In remarks broadcast on Russian television, Bakiyev said that the decision to close the base was made "just days ago" and that the government planned to issue an official order denying U.S. access to the facility soon.

"We have repeatedly raised with the United States the matter of economic compensation for the existence of the base in Kyrgyzstan, but we have not been understood," he said.

Bakiyev also cited the fatal shooting of a Kyrgyz truck driver by a U.S. soldier during a security check in late 2006. Kyrgyzstan has demanded the soldier's immunity be revoked and is seeking to prosecute the soldier, but the Pentagon has resisted.

"How can we speak of independence and sovereignty if we cannot enforce the law on the territory of our own country?" Bakiyev said. "All this has given rise to a negative attitude to the base in Manas."

Located outside Bishkek, the Kyrgyz capital, the base has largely been used as a transit point for U.S. and European troops and nonlethal supplies into Afghanistan, and as a parking lot for the large refueling aircraft used in the Afghan conflict. About 1,000 U.S. military personnel are currently based there. After Uzbekistan expelled U.S. troops from its territory in 2005, Manas became the only U.S. air base in the region. The flight to the Bagram Air Base near Kabul can be made in as little as two hours, compared with six to eight hours from Saudi Arabia.

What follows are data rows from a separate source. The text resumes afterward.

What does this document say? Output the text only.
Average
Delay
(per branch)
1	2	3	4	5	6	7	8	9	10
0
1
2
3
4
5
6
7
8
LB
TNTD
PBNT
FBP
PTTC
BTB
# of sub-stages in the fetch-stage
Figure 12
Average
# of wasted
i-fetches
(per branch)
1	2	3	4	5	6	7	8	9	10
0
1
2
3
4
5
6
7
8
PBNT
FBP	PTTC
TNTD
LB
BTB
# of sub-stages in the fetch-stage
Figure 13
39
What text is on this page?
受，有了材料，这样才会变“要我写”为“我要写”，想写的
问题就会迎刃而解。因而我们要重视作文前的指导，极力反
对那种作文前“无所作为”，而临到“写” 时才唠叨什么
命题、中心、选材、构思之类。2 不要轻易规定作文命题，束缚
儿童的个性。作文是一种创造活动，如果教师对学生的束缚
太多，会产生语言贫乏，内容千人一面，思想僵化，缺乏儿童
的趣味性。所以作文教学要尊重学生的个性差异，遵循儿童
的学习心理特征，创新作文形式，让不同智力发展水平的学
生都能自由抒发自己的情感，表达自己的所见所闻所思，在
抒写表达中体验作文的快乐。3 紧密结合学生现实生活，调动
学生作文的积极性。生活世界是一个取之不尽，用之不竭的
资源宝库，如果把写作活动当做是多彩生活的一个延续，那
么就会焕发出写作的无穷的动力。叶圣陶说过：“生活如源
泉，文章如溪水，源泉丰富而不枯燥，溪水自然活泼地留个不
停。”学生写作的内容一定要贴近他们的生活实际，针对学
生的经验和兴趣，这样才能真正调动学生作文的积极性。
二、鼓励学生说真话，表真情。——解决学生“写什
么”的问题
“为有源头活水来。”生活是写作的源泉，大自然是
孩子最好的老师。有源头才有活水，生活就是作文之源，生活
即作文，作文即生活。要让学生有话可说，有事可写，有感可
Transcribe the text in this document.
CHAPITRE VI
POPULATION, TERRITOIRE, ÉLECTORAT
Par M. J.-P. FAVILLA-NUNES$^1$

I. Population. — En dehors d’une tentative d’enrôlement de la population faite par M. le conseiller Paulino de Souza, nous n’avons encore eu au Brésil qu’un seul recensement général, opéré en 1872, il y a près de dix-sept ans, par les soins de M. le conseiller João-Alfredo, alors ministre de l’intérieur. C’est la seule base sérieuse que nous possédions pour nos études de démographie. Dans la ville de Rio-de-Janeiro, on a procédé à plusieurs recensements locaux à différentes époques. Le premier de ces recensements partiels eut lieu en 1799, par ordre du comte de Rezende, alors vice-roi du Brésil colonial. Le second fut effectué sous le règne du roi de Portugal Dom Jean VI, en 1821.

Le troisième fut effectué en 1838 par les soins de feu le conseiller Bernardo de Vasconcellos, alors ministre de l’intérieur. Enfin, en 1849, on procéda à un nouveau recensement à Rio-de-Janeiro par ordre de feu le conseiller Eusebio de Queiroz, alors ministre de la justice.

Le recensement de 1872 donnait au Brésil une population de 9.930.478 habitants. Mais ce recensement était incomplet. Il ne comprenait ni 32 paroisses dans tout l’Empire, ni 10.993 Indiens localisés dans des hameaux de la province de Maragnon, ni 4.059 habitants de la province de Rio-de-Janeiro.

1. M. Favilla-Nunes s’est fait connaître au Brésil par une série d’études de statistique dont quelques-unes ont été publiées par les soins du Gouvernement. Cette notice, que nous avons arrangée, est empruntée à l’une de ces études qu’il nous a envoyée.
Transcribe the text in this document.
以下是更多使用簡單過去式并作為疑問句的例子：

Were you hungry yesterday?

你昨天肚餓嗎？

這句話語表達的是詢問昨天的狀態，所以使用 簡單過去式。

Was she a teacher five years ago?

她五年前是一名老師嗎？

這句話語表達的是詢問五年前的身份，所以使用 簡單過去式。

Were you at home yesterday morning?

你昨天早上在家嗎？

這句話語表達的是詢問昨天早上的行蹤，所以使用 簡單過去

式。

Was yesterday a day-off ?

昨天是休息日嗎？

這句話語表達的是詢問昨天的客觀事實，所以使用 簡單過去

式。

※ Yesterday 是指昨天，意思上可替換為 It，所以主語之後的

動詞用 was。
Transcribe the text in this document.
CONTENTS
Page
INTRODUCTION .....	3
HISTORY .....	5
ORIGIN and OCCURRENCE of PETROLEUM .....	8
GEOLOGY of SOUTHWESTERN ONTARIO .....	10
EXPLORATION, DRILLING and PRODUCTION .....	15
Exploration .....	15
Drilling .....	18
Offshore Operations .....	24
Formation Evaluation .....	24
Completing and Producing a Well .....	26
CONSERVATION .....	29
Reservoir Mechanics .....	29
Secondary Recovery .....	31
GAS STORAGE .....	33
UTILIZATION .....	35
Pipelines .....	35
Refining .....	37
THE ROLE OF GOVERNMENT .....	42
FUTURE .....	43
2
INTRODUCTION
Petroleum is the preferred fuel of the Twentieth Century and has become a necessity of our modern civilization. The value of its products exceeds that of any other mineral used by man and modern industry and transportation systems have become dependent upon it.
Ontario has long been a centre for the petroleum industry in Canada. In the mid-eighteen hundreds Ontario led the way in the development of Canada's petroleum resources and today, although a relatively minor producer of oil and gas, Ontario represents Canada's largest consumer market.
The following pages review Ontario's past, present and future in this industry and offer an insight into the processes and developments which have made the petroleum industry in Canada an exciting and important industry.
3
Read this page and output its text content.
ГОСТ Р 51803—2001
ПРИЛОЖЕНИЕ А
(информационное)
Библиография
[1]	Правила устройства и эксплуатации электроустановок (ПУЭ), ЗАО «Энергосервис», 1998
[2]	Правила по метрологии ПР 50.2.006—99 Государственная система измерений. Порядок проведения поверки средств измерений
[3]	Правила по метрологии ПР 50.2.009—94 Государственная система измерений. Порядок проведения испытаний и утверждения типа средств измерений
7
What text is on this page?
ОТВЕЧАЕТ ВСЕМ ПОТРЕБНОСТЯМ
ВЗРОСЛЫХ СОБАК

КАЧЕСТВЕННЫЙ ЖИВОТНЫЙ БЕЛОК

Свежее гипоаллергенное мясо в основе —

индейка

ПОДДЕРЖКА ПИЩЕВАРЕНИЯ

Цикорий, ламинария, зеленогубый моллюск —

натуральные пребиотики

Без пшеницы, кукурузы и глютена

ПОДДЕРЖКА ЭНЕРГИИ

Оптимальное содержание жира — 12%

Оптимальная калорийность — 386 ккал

Gen. David H. Petraeus, the top American commander in Iraq and Afghanistan, visited Kyrgyzstan last month as part of a regional tour in which he obtained permission to move more supplies for NATO troops through Russia and Central Asia instead of the main route through western Pakistan, which has been under attack by Taliban guerrillas.

Russia and China have called on the United States to set a timetable for withdrawing its forces from Central Asia, but Petraeus said he had received assurances from Kyrgyzstan that Russia was not pressuring it to close the base, and others have suggested the Kremlin might drop the issue as a gesture to the Obama administration. Petraeus told reporters during his Bishkek visit two weeks ago that the possibility of closure never came up during his talks with government officials, and he characterized his meetings as "quite reassuring as to the future partnership."

In the news conference, Medvedev said the decision to shut the base was Kyrgyzstan's alone. He added that Russia and Kyrgyzstan remained "open to coordinated action" with the U.S.-led coalition fighting in Afghanistan despite the base closure, but he did not elaborate.

Under the terms of the current lease agreement, the United States would have six months to vacate the premises if such an order were given.

Bakiyev has been seeking more money from the United States for use of the air base, and the timing of his announcement seemed designed to highlights his nation's economic needs. Russia agreed to provide Kyrgyzstan with $2 billion in loans and $150 million in financial aid, and also to write off $180 million in debt and build a $1.7 billion hydropower plant.

U.S. payments to Kyrgyzstan currently total $150 million a year, of which about $63 million is rent for the Manas base. "We hope to continue those discussions because Manas is vitally important to our operations in Afghanistan," said Pentagon spokesman Geoff Morrell. Morrell added, however, that "we can continue without it, obviously."

"There is obviously a long-term political dimension here that's in play vis-à-vis Moscow," a senior U.S. Central Command official said yesterday, with Kyrgyzstan "trying to play one bidder off the other. The United States is caught in the middle, seeing who is going to be the highest bidder. We don't know yet whether this is simply a card being played in the negotiating process or they are going to ask us to leave."

The Manas base is "pretty inexpensive from the U.S. point of view when you consider what it gives us in terms of access in the region," the official said. "I don't know what price the United States is willing to pay . . . but at the same time I don't know whether we're willing to be held hostage."

Staff writer Karen DeYoung contributed to this report from Washington.